Beyond its hype-generating design, the N Vision 74 is a lighthouse technical showcase of Hyundai’s engineering machine

Good points

  • Dual rear motors offer precise control
  • Innovative hydrogen-hybrid thinking
  • Stunning exterior design
  • Cool near-production interior
  • Triumph of packaging
  • Can run on electricity alone

Needs work

  • Very heavy, at 2400kg
  • That mass is clear when cornering
  • Vastly expensive to produce
  • Hyundai cold on intentions to build
  • Patchy hydrogen refuelling infrastructure
  • Hydrogen tanks steal cargo room

Before asking what the 2023 Hyundai N Vision 74 concept is like to drive, it’s worth spending a moment to question why this electric-hydrogen supercar exists in the first place. A technical marvel worth the best part of $1 million, the ’74’ is a monument to what the South Korean conglomerate is now capable of.

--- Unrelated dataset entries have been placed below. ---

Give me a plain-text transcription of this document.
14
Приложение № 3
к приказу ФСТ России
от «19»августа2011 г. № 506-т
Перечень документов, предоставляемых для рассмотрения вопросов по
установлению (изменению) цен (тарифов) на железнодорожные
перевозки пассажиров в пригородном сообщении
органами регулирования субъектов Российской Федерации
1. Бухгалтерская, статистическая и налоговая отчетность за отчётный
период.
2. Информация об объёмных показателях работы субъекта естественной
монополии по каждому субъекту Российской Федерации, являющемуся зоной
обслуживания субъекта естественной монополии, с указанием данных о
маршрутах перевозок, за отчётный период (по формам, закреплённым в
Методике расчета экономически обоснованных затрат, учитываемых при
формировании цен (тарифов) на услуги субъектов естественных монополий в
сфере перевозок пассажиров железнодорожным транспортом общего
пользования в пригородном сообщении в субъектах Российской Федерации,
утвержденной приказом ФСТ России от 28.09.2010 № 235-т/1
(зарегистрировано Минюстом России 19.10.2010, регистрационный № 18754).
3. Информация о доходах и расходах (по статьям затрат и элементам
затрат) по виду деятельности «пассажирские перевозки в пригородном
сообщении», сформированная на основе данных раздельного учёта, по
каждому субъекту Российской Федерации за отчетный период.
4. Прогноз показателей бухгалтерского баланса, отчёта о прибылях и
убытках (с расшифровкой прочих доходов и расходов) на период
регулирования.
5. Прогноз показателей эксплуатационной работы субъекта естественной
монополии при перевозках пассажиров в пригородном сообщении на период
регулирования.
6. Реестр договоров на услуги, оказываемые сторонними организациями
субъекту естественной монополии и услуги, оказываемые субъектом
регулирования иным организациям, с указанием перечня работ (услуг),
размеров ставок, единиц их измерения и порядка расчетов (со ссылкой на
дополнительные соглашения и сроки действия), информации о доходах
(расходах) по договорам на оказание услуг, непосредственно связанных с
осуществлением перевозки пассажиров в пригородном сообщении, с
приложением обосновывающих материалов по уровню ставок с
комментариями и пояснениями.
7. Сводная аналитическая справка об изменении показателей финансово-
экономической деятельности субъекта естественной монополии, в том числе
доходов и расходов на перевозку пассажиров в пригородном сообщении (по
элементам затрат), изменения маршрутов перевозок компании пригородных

Having invested very heavily in researching, developing and successfully launching its N Performance sports-car division, Hyundai is now investigating two related strands of engineering: how to retain N’s signature “corner rascal” dynamics in the coming age of ultra-heavy electric vehicles, but also how to go about building a flagship sports car that isn’t too expensive.

That’s where excitement levels tap the brakes on the stunning N Vision 74, feted at its static reveal in Busan, South Korea, in June, and equally as impressive in daylight at the Bilster Berg test track in Germany where Chasing Cars was among a very small cohort to drive the fully operational “rolling lab” prototype.

Speaking with Chasing Cars, Hyundai executive technical advisor Albert Biermann indicated that while the N Vision 74 was technically possible to build, and could even exist as a Hyundai, the expense of a production version would see it step outside the logical bounds of a Hyundai vehicle. Think supercar money – half a million dollars.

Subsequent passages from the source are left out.